Istituto Dermopatico dell'Immacolata, IDI-IRCCS, 00167 Rome, Italy.
Int J Mol Sci. 2024 Mar 22;25(7):3589. doi: 10.3390/ijms25073589.
Miconazole is an antimycotic drug showing anti-cancer effects in several cancers. However, little is known on its effects in melanoma. A375 and SK-MEL-28 human melanoma cell lines were exposed to miconazole and clotrimazole (up to 100 mM). Proliferation, viability with MTT assay and vascular mimicry were assayed at 24 h treatment. Molecular effects were measured at 6 h, namely, ATP-, ROS-release and mitochondria-related cytofluorescence. A metabolomic profile was also investigated at 6 h treatment. Carnitine was one of the most affected metabolites; therefore, the expression of 29 genes involved in carnitine metabolism was investigated in the public platform GEPIA2 on 461 melanoma patients and 558 controls. After 24 h treatments, miconazole and clotrimazole strongly and significantly inhibited proliferation in the presence of 10% serum on either melanoma cell lines; they also strongly reduced viability and vascular mimicry. After 6 h treatment, ATP reduction and ROS increase were observed, as well as a significant reduction in mitochondria-related fluorescence. Further, in A375, miconazole strongly and significantly altered expression of several metabolites including carnitines, phosphatidyl-cholines, all amino acids and several other small molecules, mostly metabolized in mitochondria. The expression of 12 genes involved in carnitine metabolism was found significantly modified in melanoma patients, 6 showing a significant impact on patients' survival. Finally, miconazole antiproliferation activity on A375 was found completely abrogated in the presence of carnitine, supporting a specific role of carnitine in melanoma protection toward miconazole effect, and was significantly reversed in the presence of caspases inhibitors such as ZVAD-FMK and Ac-DEVD-CHO, and a clear pro-apoptotic effect was observed in miconazole-treated cells, by FACS analysis of Annexin V-FITC stained cells. Miconazole strongly affects proliferation and other biological features in two human melanoma cell lines, as well as mitochondria-related functions such as ATP- and ROS-release, and the expression of several metabolites is largely dependent on mitochondria function. Miconazole, likely acting via carnitine and mitochondria-dependent apoptosis, is therefore suggested as a candidate for further investigations in melanoma treatments.

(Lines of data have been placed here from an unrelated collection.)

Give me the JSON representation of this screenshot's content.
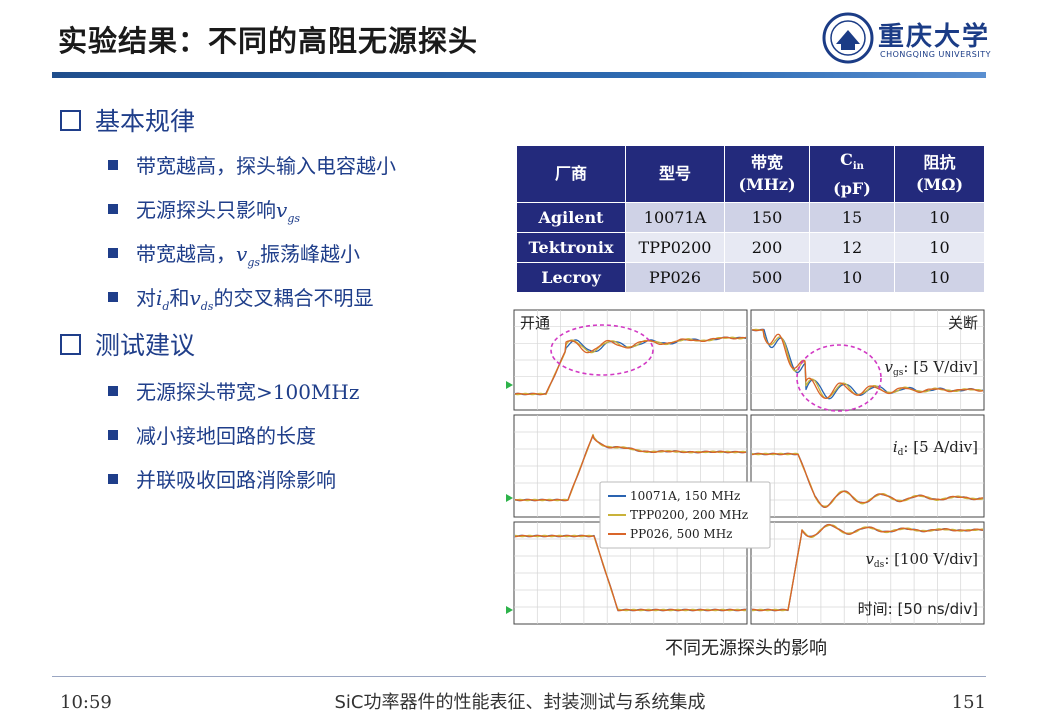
{
  "slide": {
    "title": "实验结果：不同的高阻无源探头",
    "university": "重庆大学",
    "university_en": "CHONGQING UNIVERSITY"
  },
  "sections": [
    {
      "heading": "基本规律",
      "bullets": [
        {
          "a": "带宽越高，探头输入电容越小"
        },
        {
          "a": "无源探头只影响",
          "v": "v",
          "vs": "gs"
        },
        {
          "a": "带宽越高，",
          "v": "v",
          "vs": "gs",
          "b": "振荡峰越小"
        },
        {
          "a": "对",
          "v": "i",
          "vs": "d",
          "b": "和",
          "v2": "v",
          "vs2": "ds",
          "c": "的交叉耦合不明显"
        }
      ]
    },
    {
      "heading": "测试建议",
      "bullets": [
        {
          "a": "无源探头带宽",
          "b": ">100MHz"
        },
        {
          "a": "减小接地回路的长度"
        },
        {
          "a": "并联吸收回路消除影响"
        }
      ]
    }
  ],
  "table": {
    "headers": [
      {
        "l1": "厂商",
        "l2": ""
      },
      {
        "l1": "型号",
        "l2": ""
      },
      {
        "l1": "带宽",
        "l2": "(MHz)"
      },
      {
        "l1": "C",
        "sub": "in",
        "l2": "(pF)"
      },
      {
        "l1": "阻抗",
        "l2": "(MΩ)"
      }
    ],
    "rows": [
      [
        "Agilent",
        "10071A",
        "150",
        "15",
        "10"
      ],
      [
        "Tektronix",
        "TPP0200",
        "200",
        "12",
        "10"
      ],
      [
        "Lecroy",
        "PP026",
        "500",
        "10",
        "10"
      ]
    ]
  },
  "chart_data": {
    "type": "line",
    "panels": {
      "turn_on": "开通",
      "turn_off": "关断"
    },
    "rows": [
      {
        "var": "v",
        "sub": "gs",
        "scale": ": [5 V/div]"
      },
      {
        "var": "i",
        "sub": "d",
        "scale": ": [5 A/div]"
      },
      {
        "var": "v",
        "sub": "ds",
        "scale": ": [100 V/div]"
      }
    ],
    "time_label": "时间: [50 ns/div]",
    "grid": true,
    "series": [
      {
        "name": "10071A, 150 MHz",
        "color": "#2a63b0"
      },
      {
        "name": "TPP0200, 200 MHz",
        "color": "#c9b23a"
      },
      {
        "name": "PP026, 500 MHz",
        "color": "#d9652a"
      }
    ],
    "caption": "不同无源探头的影响"
  },
  "footer": {
    "time": "10:59",
    "course": "SiC功率器件的性能表征、封装测试与系统集成",
    "page": "151"
  },
  "colors": {
    "accent": "#1f3e8a",
    "table_header": "#232a7c"
  }
}
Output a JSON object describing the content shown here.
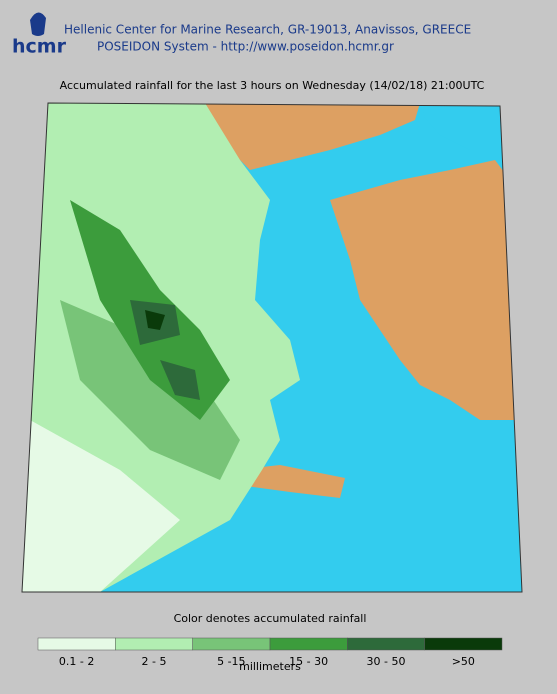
{
  "header": {
    "logo": "hcmr",
    "organization": "Hellenic Center for Marine Research, GR-19013, Anavissos, GREECE",
    "system": "POSEIDON System - http://www.poseidon.hcmr.gr"
  },
  "map": {
    "title": "Accumulated rainfall for the last 3 hours on Wednesday (14/02/18) 21:00UTC"
  },
  "legend": {
    "title": "Color denotes accumulated rainfall",
    "unit": "millimeters",
    "items": [
      {
        "label": "0.1 - 2",
        "color": "#e6fae6"
      },
      {
        "label": "2 - 5",
        "color": "#b2eeb2"
      },
      {
        "label": "5 -15",
        "color": "#78c478"
      },
      {
        "label": "15 - 30",
        "color": "#3c9c3c"
      },
      {
        "label": "30 - 50",
        "color": "#2d6a3a"
      },
      {
        "label": ">50",
        "color": "#0a3a0a"
      }
    ]
  }
}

咪康唑是一种抗真菌药物,在几种癌症中显示出抗癌作用。然而,关于其在黑色素瘤中的作用知之甚少。将 A375 和 SK-MEL-28 人黑色素瘤细胞系暴露于咪康唑和克霉唑(高达 100mM)。在 24 小时处理后,通过 MTT 测定法测定增殖、活力和血管模拟。在 6 小时时测量分子效应,即 ATP-、ROS 释放和线粒体相关的细胞荧光。还在 6 小时处理时研究了代谢组学图谱。肉碱是受影响最大的代谢物之一;因此,在 461 名黑色素瘤患者和 558 名对照者的公共平台 GEPIA2 上调查了 29 个与肉碱代谢相关的基因的表达。经过 24 小时的治疗,咪康唑和克霉唑在存在 10%血清的情况下强烈且显著地抑制了两种黑色素瘤细胞系的增殖;它们还强烈降低了活力和血管模拟。6 小时后,观察到 ATP 减少和 ROS 增加,以及线粒体相关荧光的显著减少。此外,在 A375 中,咪康唑强烈且显著地改变了几种代谢物的表达,包括肉碱、磷脂酰胆碱、所有氨基酸和几种其他小分子,这些代谢物主要在线粒体中代谢。在黑色素瘤患者中发现 12 个与肉碱代谢相关的基因的表达明显改变,其中 6 个对患者的生存有显著影响。最后,在存在肉碱的情况下,咪康唑对 A375 的增殖活性完全被阻断,这支持了肉碱在保护黑色素瘤免受咪康唑作用方面的特定作用,并且在存在半胱天冬酶抑制剂如 ZVAD-FMK 和 Ac-DEVD-CHO 时被显著逆转,并且在咪康唑处理的细胞中通过 Annexin V-FITC 染色细胞的 FACS 分析观察到明显的促凋亡作用。咪康唑强烈影响两种人黑色素瘤细胞系的增殖和其他生物学特征,以及与线粒体相关的功能,如 ATP-和 ROS 释放,并且几种代谢物的表达在很大程度上依赖于线粒体功能。因此,咪康唑可能通过肉碱和线粒体依赖性细胞凋亡起作用,因此被提议作为黑色素瘤治疗进一步研究的候选药物。